The connection is WebRTC. On a normal home or office network, both peers discover their public addresses via STUN and connect directly. On a strict network they can't, and ICE never completes — so the session sits at connecting forever.
Networks that do this: corporate and university firewalls, hotel and co-working Wi-Fi, CGNAT mobile carriers, and VPNs.
The fix is a TURN relay. We don't issue TURN credentials by default yet. If you're hitting this, tell us and we'll provision relay credentials for you; they slot into the options you already pass, with no other change.
To confirm that's what you're looking at before asking:
- Does it connect when you're on the same LAN as the robot? If yes, it's the network path, not the robot.
- Does it connect from a phone hotspot instead of the office Wi-Fi? Same conclusion.

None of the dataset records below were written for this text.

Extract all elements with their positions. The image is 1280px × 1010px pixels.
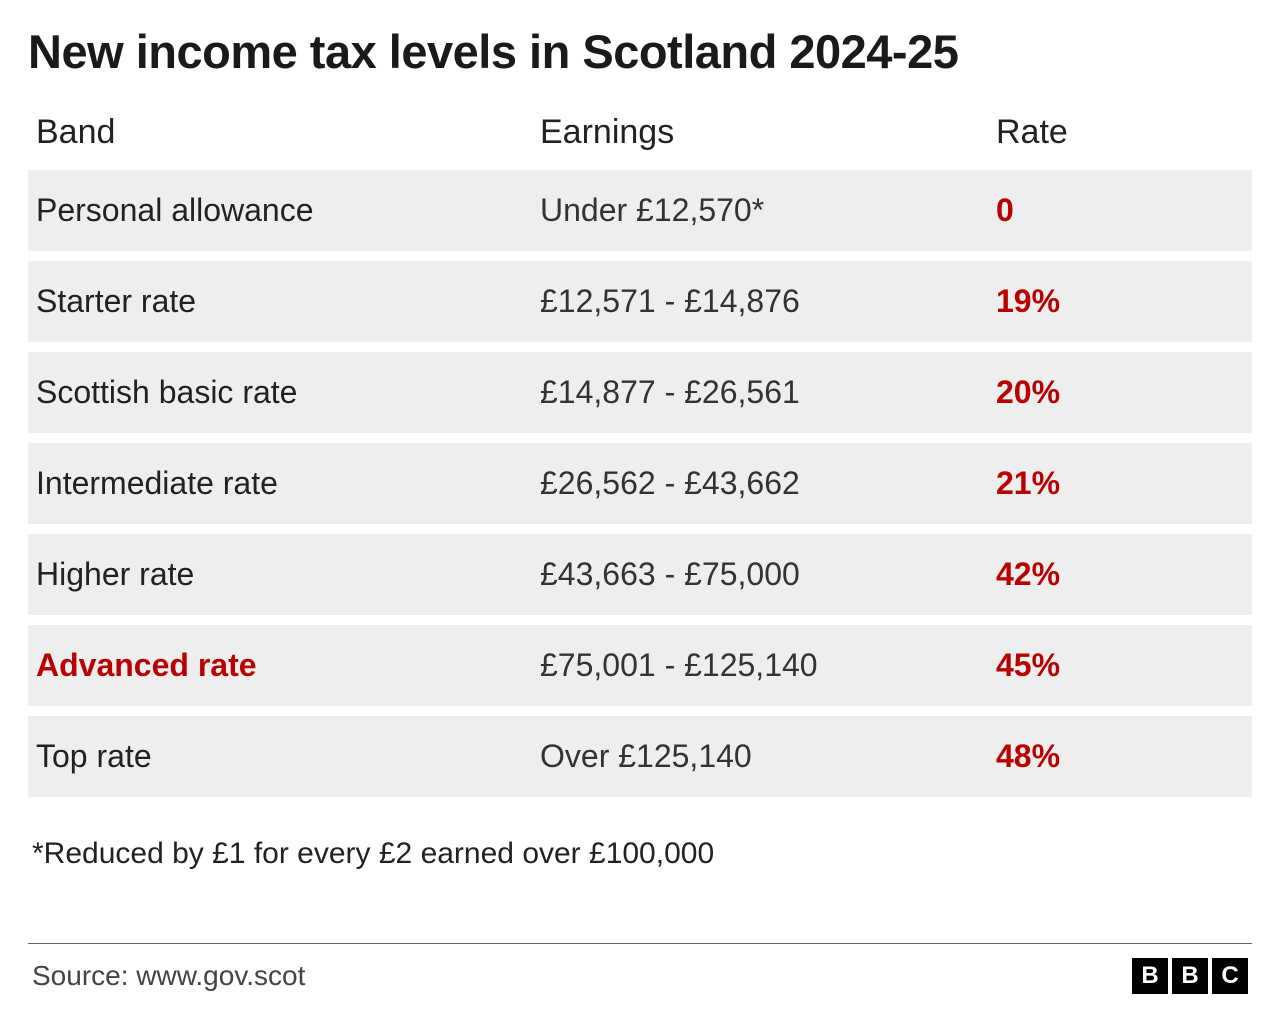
cell-rate: 42%	[996, 556, 1236, 593]
table-row: Advanced rate£75,001 - £125,14045%	[28, 625, 1252, 706]
cell-rate: 21%	[996, 465, 1236, 502]
tax-table: Band Earnings Rate Personal allowanceUnd…	[28, 103, 1252, 807]
bbc-logo-block: C	[1212, 958, 1248, 994]
bbc-logo-block: B	[1132, 958, 1168, 994]
cell-earnings: £12,571 - £14,876	[540, 283, 996, 320]
table-row: Starter rate£12,571 - £14,87619%	[28, 261, 1252, 342]
cell-earnings: £26,562 - £43,662	[540, 465, 996, 502]
cell-earnings: £75,001 - £125,140	[540, 647, 996, 684]
cell-rate: 0	[996, 192, 1236, 229]
cell-band: Scottish basic rate	[36, 374, 540, 411]
table-row: Intermediate rate£26,562 - £43,66221%	[28, 443, 1252, 524]
cell-earnings: £14,877 - £26,561	[540, 374, 996, 411]
cell-earnings: £43,663 - £75,000	[540, 556, 996, 593]
cell-band: Intermediate rate	[36, 465, 540, 502]
table-header-row: Band Earnings Rate	[28, 103, 1252, 170]
tax-table-graphic: New income tax levels in Scotland 2024-2…	[0, 0, 1280, 1010]
cell-band: Advanced rate	[36, 647, 540, 684]
page-title: New income tax levels in Scotland 2024-2…	[28, 24, 1252, 79]
table-body: Personal allowanceUnder £12,570*0 Starter…	[28, 170, 1252, 797]
bbc-logo: BBC	[1132, 958, 1248, 994]
table-row: Higher rate£43,663 - £75,00042%	[28, 534, 1252, 615]
col-header-earnings: Earnings	[540, 113, 996, 152]
cell-band: Starter rate	[36, 283, 540, 320]
table-row: Personal allowanceUnder £12,570*0	[28, 170, 1252, 251]
footnote: *Reduced by £1 for every £2 earned over …	[28, 837, 1252, 871]
table-row: Top rateOver £125,14048%	[28, 716, 1252, 797]
cell-rate: 20%	[996, 374, 1236, 411]
cell-rate: 48%	[996, 738, 1236, 775]
footer: Source: www.gov.scot BBC	[28, 943, 1252, 1010]
table-row: Scottish basic rate£14,877 - £26,56120%	[28, 352, 1252, 433]
cell-earnings: Over £125,140	[540, 738, 996, 775]
col-header-band: Band	[36, 113, 540, 152]
cell-band: Higher rate	[36, 556, 540, 593]
cell-band: Personal allowance	[36, 192, 540, 229]
bbc-logo-block: B	[1172, 958, 1208, 994]
cell-earnings: Under £12,570*	[540, 192, 996, 229]
cell-band: Top rate	[36, 738, 540, 775]
source-label: Source: www.gov.scot	[32, 960, 305, 992]
cell-rate: 45%	[996, 647, 1236, 684]
col-header-rate: Rate	[996, 113, 1236, 152]
cell-rate: 19%	[996, 283, 1236, 320]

Details: SDK: Connectivity.
Connected, but no video
Work through these in order:
Room mismatch. The client and the robot must be in the same room. A typo here produces a connection that looks healthy but carries no media, because you're not actually talking to the robot.
The encoder is paused. pauseVideo() makes the robot stop encoding entirely — deliberately, to save power. If something in your app paused it and never resumed, there is nothing on the wire. Call resumeVideo().
No video element attached. setVideoEl(null) detaches the sink. The robot is still sending; nothing is rendering it.
🚧 To write
- What the robot-side logs look like in each of these cases, and how an operator gets at them.
- The full
onConnStatesequence for a healthy connection, so people can tell where theirs stalls.
Video quality
Low resolution and ~15 fps is expected, not a bug.
The robot sends one H.264 track with all cameras tiled into a composite grid — typically 320×240 per tile at 15 fps. The Pi 5 has no hardware H.264 encoder, so every encoded pixel costs robot power. Resolution and fps are tuned to measured hardware limits and will improve when the robot's power hardware does.
Two things that are not the lever you want:
setVideoQuality("low" | "normal")changes bitrate only — bandwidth, not robot CPU.- Asking for a higher resolution isn't possible today; a live-switchable resolution API is designed and lands when there's power headroom for it.
Full expectations: SDK: Video.
A camera disappears mid-session
That's usually power, not video. See Power and brownouts.